On Wednesday, Washington and Beijing scaled back their 18-month trade row that has hit global economic growth by signing an initial agreement under which China will boost purchases of US goods and services by $200 billion over two years in exchange for the rolling back of some US tariffs.
"The devil is in the detail," EU Trade Commissioner Phil Hogan told a conference in London, speaking by videolink from Washington where he is meeting US officials this week. Hogan said the details were, so far, "a bit sketchy".
"They have stepped outside the usual framework for doing deals ... and they are dealing directly on a bilateral basis and we will have to assess whether it is WTO compliant."
Hogan said "structural reforms" in China that the EU and the United States wanted were not addressed in the agreement and the EU wanted to see what was on table in the second phase of negotiations between the United States and China.
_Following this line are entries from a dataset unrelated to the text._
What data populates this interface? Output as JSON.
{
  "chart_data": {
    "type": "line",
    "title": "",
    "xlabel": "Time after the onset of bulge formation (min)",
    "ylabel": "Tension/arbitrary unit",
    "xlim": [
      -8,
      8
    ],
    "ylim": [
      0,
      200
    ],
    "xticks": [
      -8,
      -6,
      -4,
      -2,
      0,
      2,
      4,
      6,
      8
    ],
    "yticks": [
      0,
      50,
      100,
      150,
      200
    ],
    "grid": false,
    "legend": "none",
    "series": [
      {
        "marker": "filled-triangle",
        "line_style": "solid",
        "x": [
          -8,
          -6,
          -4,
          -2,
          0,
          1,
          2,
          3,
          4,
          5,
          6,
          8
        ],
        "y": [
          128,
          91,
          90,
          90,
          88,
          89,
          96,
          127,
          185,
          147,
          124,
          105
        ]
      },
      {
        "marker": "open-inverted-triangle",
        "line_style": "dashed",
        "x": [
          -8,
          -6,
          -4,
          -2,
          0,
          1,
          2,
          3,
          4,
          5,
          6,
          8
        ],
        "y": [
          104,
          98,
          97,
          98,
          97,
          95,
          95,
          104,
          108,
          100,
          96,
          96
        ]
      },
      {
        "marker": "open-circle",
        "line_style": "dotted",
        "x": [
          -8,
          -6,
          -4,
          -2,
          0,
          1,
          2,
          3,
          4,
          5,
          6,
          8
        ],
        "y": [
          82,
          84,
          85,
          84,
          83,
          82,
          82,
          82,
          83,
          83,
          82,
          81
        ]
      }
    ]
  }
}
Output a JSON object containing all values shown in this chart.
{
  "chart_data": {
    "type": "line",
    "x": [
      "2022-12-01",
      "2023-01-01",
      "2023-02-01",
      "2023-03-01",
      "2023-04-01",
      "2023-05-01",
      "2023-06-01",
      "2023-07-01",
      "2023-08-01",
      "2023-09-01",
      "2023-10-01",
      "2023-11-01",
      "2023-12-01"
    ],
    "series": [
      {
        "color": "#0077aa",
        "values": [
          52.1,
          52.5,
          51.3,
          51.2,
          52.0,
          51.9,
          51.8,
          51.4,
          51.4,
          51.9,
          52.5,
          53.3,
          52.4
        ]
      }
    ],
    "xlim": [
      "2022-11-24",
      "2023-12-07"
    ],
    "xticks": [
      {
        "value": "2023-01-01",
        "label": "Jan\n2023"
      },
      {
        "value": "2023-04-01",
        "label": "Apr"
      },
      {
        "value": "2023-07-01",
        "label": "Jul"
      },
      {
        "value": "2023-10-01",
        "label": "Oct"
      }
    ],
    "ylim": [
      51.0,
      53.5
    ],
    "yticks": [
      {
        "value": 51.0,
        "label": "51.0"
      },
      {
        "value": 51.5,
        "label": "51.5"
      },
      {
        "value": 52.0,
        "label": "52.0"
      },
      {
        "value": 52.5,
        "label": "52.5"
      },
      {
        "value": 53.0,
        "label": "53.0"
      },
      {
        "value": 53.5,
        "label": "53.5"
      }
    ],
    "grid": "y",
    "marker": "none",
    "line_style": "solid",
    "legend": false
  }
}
Asked about a row between France and the United States over a digital tax which has seen Washington threaten to impose duties of up to 100% on imports of champagne, handbags and other French products worth $2.4 billion, Hogan said he thought eventually a way of implementing a global tax in relation to technology giants such as Amazon and Google would be found.
"At the end of the day I think everybody accepts, including the United States, that there will be a global tax to deal with technology companies - it is a question of how we define that and what criteria we end up with," he said, adding that it might take until 2021 or 2022 for talks to deepen.
On long-delayed reform of the World Trade Organization, Hogan said he expected the United States to move forward only in 2021 after the presidential election in November this year.
He also reiterated comments by EU Commission President Ursula von der Leyen last week who said it will be impossible for Britain to negotiate all aspects of its future relationship with the EU by the end of 2020, the deadline set by Prime Minister Boris Johnson, and both sides would have to prioritise.